Heffelfinger didn’t say so, but he had to figure that he was going to get some carries in 2002.
‘I always felt that I could do it,’ he said. ‘I saw the type of success I had on the practice field, against the same players, and I thought I could do well.’
So what happened on that third Saturday in April in 2002 didn’t surprise at least one person. It did not surprise Aric Heffelfinger.
Heffelfinger carried the ball only five times that game – the Zack Mills vs. MRob Debate was in full bore. He ran for 92 yards, with a long of 51 yards.
‘That was my first run,’ he said. ‘I broke three or four tackles on another run for 15 or 20 yards. I remember everything distinctly about that game.’
He finished as the Nittany Lions’ leading rusher that day, ahead of Johnson (seven carries, 29 yards), who had the starting job all locked up. He outperformed two other reserve running backs who had Penn State pedigrees — Mike Gasparato, son of a former Penn State assistant coach, and Pete Gilmore, whose brother lettered for PSU.
PLAYING ‘FOR REAL’
Heffelfinger hoped bigger things would follow. ‘People told me that game alone should have gotten me a scholarship or an opportunity to play,’ he said.
Neither happened. In the 2002 summer preseason camp, Heffelfinger hurt his ankle. He wanted to hurry back, but the reins were pulled in. Why rush? L.J. was just leaving the station on a 2,087-yard journey that left Heffelfinger on the sidelines.
Heffelfinger got his first – and only – chance to play in a for-real game 182 days after his performance in the Blue-White Game. A half-year later on the same stage, but under vastly different circumstances. And with agonizingly different results.
Before a Homecoming crowd of 108,853 in Beaver Stadium, Hefflefinger took the field late in a 49-0 thrashing of Northwestern on Oct. 19, 2002. L.J. already had his 257 yards, Gasparato his 56, Gilmore his 22.
Twice Heffelfinger carried the ball, losing a yard in the process. ‘The numbers weren’t that good,’ he recalled.

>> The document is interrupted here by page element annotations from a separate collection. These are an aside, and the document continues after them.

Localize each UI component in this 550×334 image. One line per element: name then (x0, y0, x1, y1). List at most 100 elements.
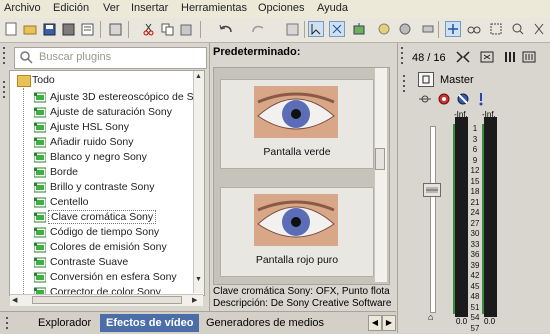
channel-count: 48 / 16 (412, 52, 446, 64)
meter-scale-tick: 39 (467, 261, 483, 272)
search-input[interactable]: Buscar plugins (14, 47, 207, 69)
tab-scroll-left-icon[interactable]: ◀ (368, 315, 382, 331)
meter-scale-tick: 42 (467, 271, 483, 282)
plugin-icon (34, 167, 45, 178)
menu-insertar[interactable]: Insertar (131, 2, 168, 14)
plugin-list-label: Centello (50, 196, 89, 208)
plugin-list-label: Colores de emisión Sony (50, 241, 167, 253)
toolbar-separator (100, 21, 101, 38)
tree-root[interactable]: Todo (10, 72, 200, 89)
volume-fader-track[interactable] (430, 126, 436, 313)
tab-scroll-right-icon[interactable]: ▶ (382, 315, 396, 331)
folder-icon (17, 75, 31, 87)
meter-scale-tick: 51 (467, 303, 483, 314)
tab-explorador[interactable]: Explorador (32, 314, 97, 332)
properties-icon[interactable] (79, 21, 95, 37)
menu-archivo[interactable]: Archivo (4, 2, 41, 14)
panel-grip[interactable] (2, 46, 7, 68)
meter-scale-tick: 48 (467, 292, 483, 303)
plugin-description-name: Clave cromática Sony: OFX, Punto flota (213, 286, 390, 297)
marker-icon[interactable] (397, 21, 413, 37)
plugin-list-label: Ajuste 3D estereoscópico de So (50, 91, 199, 103)
solo-icon[interactable] (456, 92, 470, 109)
menu-edicion[interactable]: Edición (53, 2, 89, 14)
cut-icon[interactable] (140, 21, 156, 37)
plugin-icon (34, 107, 45, 118)
meter-scale-tick: 33 (467, 240, 483, 251)
meter-right (484, 117, 497, 317)
pre-post-icon[interactable] (477, 92, 485, 109)
selection-edit-tool-icon[interactable] (488, 21, 504, 37)
settings-icon[interactable] (107, 21, 123, 37)
search-icon (20, 51, 33, 67)
mixer-properties-icon[interactable] (503, 51, 517, 66)
plugin-list-label: Ajuste HSL Sony (50, 121, 129, 133)
lock-icon[interactable] (376, 21, 392, 37)
preset-card[interactable]: Pantalla verde (220, 79, 374, 169)
dim-output-icon[interactable] (480, 51, 494, 66)
split-tool-icon[interactable] (531, 21, 547, 37)
tab-efectos-de-video[interactable]: Efectos de vídeo (100, 314, 199, 332)
fader-lock-icon[interactable]: ⌂ (428, 312, 433, 322)
plugin-icon (34, 197, 45, 208)
auto-ripple-icon[interactable] (329, 21, 345, 37)
meter-scale-tick: 15 (467, 177, 483, 188)
meter-scale-tick: 12 (467, 166, 483, 177)
tree-horizontal-scrollbar[interactable]: ◀ ▶ (10, 294, 203, 306)
open-folder-icon[interactable] (22, 21, 38, 37)
render-icon[interactable] (60, 21, 76, 37)
scroll-down-icon[interactable]: ▼ (195, 276, 202, 283)
panel-grip[interactable] (402, 74, 407, 101)
normal-edit-tool-icon[interactable] (445, 21, 461, 37)
panel-grip[interactable] (5, 316, 10, 333)
volume-fader-thumb[interactable] (423, 183, 441, 197)
panel-grip[interactable] (400, 46, 405, 73)
plugin-list-label: Conversión en esfera Sony (50, 271, 177, 283)
plugin-description-text: Descripción: De Sony Creative Software (213, 298, 391, 309)
snap-icon[interactable] (308, 21, 324, 37)
copy-icon[interactable] (159, 21, 175, 37)
new-file-icon[interactable] (3, 21, 19, 37)
scroll-left-icon[interactable]: ◀ (12, 296, 17, 304)
preset-card[interactable]: Pantalla rojo puro (220, 187, 374, 277)
delete-icon[interactable] (284, 21, 300, 37)
tab-generadores-de-medios[interactable]: Generadores de medios (200, 314, 330, 332)
preset-list[interactable]: Pantalla verde Pantalla rojo puro (213, 67, 390, 285)
meter-right-value: 0.0 (484, 317, 495, 326)
tree-vertical-scrollbar[interactable]: ▲ ▼ (193, 71, 204, 293)
zoom-tool-icon[interactable] (510, 21, 526, 37)
main-toolbar (0, 18, 550, 43)
meter-scale-tick: 21 (467, 198, 483, 209)
panel-grip[interactable] (2, 80, 7, 100)
menu-ver[interactable]: Ver (103, 2, 120, 14)
preset-scrollbar[interactable] (374, 68, 387, 282)
search-placeholder: Buscar plugins (39, 51, 111, 63)
downmix-icon[interactable] (456, 51, 470, 66)
menu-ayuda[interactable]: Ayuda (317, 2, 348, 14)
meter-scale-tick: 6 (467, 145, 483, 156)
envelope-edit-tool-icon[interactable] (466, 21, 482, 37)
redo-icon[interactable] (250, 21, 266, 37)
scroll-thumb[interactable] (32, 296, 182, 304)
undo-icon[interactable] (218, 21, 234, 37)
mixer-menu-icon[interactable] (522, 51, 536, 66)
preset-label: Pantalla verde (221, 146, 373, 158)
meter-left-level (453, 124, 455, 314)
save-icon[interactable] (41, 21, 57, 37)
plugin-list-label: Blanco y negro Sony (50, 151, 147, 163)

Entering the 2003 season Heffelfinger hoped for more. But new that fall was a phenom at running back, and the coaches paid great heed to the great (Austin) Scott.
Heffelfinger’s day had come and gone – on the football field. He couldn’t compete with Scott’s speed or newspaper clippings; Scott, as it turned out, couldn’t match Heffelfinger’s endeavors in a few other areas.
‘I never got another opportunity. It was a real letdown for me,’ Heffelfinger said. ‘I don’t know what I would have done differently.’
No matter what, he still would have chosen Penn State.
‘I appreciate having had the opportunity at Penn State,’ he said over the phone. ‘I saw some things and did some things not a lot of other people did.
‘And I’m thankful for my education. I received the best education I possibly could.’
Of course. Aric Heffelfinger is that kind of guy.